Dr. Reza Akhavian is an Assistant Professor of Construction Management at the School of Engineering, California State University East Bay (CSUEB). He received his Ph.D. in Civil Engineering (with Construction Engineering and Management concentration) from the University of Central Florida (UCF). He also holds an M.S. (UCF, 2012) and a B.S. (University of Tehran, 2010) in Civil Engineering. He has more than 20 articles published in peer-reviewed journals and conference proceedings and serves as a member of the editorial board of the American Society of Civil Engineers (ASCE) Journal of Construction Engineering and Management (JCEM).

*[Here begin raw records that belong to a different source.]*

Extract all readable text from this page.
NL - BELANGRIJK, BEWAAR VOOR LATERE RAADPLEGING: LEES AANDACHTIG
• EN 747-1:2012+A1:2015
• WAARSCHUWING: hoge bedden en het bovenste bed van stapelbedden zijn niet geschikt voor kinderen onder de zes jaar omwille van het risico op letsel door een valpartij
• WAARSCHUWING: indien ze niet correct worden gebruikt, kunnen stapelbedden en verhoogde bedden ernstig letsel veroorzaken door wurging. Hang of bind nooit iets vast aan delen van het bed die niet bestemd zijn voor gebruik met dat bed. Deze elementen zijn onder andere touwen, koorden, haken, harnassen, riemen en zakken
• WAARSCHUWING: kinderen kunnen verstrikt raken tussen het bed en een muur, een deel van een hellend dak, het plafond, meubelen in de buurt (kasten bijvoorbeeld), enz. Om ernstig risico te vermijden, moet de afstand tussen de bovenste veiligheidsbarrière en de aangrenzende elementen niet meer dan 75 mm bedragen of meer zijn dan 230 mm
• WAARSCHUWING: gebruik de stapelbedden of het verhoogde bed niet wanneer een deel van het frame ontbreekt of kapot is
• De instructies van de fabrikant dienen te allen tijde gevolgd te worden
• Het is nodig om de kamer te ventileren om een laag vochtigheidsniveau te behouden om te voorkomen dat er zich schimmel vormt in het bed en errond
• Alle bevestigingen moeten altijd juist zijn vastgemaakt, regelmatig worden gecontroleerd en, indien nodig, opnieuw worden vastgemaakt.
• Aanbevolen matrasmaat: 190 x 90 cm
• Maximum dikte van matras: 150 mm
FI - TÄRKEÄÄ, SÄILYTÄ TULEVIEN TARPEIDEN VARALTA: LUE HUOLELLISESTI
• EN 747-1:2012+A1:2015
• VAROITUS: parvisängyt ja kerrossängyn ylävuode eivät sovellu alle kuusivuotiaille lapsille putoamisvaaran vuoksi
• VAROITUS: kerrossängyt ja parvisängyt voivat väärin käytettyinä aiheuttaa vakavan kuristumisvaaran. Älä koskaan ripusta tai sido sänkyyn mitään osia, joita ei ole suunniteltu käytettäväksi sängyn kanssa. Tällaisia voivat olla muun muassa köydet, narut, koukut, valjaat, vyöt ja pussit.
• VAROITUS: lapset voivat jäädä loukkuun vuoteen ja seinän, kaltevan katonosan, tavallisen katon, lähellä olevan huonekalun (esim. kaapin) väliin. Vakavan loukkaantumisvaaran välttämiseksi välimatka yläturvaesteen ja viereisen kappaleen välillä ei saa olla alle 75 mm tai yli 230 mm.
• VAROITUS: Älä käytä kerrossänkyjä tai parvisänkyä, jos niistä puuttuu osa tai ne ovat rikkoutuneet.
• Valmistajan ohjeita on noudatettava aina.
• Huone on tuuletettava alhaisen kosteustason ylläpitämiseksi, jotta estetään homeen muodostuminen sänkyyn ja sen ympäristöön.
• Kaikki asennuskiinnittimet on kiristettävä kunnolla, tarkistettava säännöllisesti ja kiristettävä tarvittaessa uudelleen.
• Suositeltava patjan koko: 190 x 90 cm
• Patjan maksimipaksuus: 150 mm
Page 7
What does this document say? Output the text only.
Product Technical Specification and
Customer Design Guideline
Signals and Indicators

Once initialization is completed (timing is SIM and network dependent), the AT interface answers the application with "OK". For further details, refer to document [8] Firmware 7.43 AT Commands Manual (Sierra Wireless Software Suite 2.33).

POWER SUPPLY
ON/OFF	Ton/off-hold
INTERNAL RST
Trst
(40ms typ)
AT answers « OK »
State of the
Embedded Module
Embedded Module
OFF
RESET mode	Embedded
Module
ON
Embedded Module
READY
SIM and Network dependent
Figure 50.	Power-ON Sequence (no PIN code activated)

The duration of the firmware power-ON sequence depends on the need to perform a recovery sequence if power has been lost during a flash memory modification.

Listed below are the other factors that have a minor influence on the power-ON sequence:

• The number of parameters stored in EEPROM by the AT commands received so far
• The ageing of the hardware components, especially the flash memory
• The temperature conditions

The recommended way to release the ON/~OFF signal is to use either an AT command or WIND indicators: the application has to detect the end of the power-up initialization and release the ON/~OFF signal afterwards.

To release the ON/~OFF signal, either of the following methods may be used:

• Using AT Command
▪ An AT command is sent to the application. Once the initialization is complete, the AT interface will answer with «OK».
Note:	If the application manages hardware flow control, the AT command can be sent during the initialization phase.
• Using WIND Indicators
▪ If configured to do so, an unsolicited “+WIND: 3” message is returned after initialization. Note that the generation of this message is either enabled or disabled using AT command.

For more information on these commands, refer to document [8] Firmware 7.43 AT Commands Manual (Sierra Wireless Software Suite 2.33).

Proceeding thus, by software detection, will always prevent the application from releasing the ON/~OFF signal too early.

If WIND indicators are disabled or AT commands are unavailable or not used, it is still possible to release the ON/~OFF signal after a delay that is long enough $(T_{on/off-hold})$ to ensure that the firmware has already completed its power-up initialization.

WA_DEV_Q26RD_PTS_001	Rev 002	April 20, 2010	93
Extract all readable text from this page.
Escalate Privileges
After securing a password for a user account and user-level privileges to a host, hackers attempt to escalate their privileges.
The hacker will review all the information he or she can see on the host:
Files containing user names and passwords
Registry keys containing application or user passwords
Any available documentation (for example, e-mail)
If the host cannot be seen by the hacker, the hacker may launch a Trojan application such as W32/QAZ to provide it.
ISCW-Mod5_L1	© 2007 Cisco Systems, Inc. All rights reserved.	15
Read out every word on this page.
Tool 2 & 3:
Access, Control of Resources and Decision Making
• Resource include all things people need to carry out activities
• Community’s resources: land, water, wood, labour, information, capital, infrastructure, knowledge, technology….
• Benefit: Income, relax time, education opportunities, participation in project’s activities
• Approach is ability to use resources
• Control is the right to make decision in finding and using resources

Technology and Construction Accidents
Applications of data analytics, artificial intelligence, and automation in construction are ever-growing to save time, money, and lives in this labor-intensive multi-billion industry. Imagine a construction worker with a smartphone affixed on his arm using an armband. Or a piece of heavy equipment with a smartphone attached to its cabin windshield. While the worker or the equipment are engaged in construction activities, the movement of the smartphones generates distinguishing patterns in the data collected from their inertial measurement unit (IMU) sensors. In my research group, we collect these sensors data and using machine learning, detect the activities undertaken at any given time period. In other words, we train computers to recognize each activity using motion and vibration of the body of workers or equipment. Having such information, data-driven knowledge can be generated and data-informed decisions can be made. For example, workers’ unsafe body motions and movements can be detected, which in turn helps preventing work-related musculoskeletal disorders. This is especially important in construction because tasks are often physically-demanding and labor-intensive. We use similar algorithms to detect equipment working state to identify the times when the equipment is idle but the engine is on. Adjusting the engine state accordingly results in greenhouse gas emission reduction and cost saving. Another way of autonomously collecting data from active projects or built environment is using unmanned aerial vehicles (UAVs) or drones. For example, UAVs now fly over jobsites to collect information regarding the progress of the project completion in a faster, cheaper, and more reliable way than manual methods. Other applications that we are currently exploring include surveying existing buildings to detect heat energy leak and inspection of structural elements and connection. Data analytics, artificial intelligence, automation, and robotics, are the building blocks of the construction industry’s future.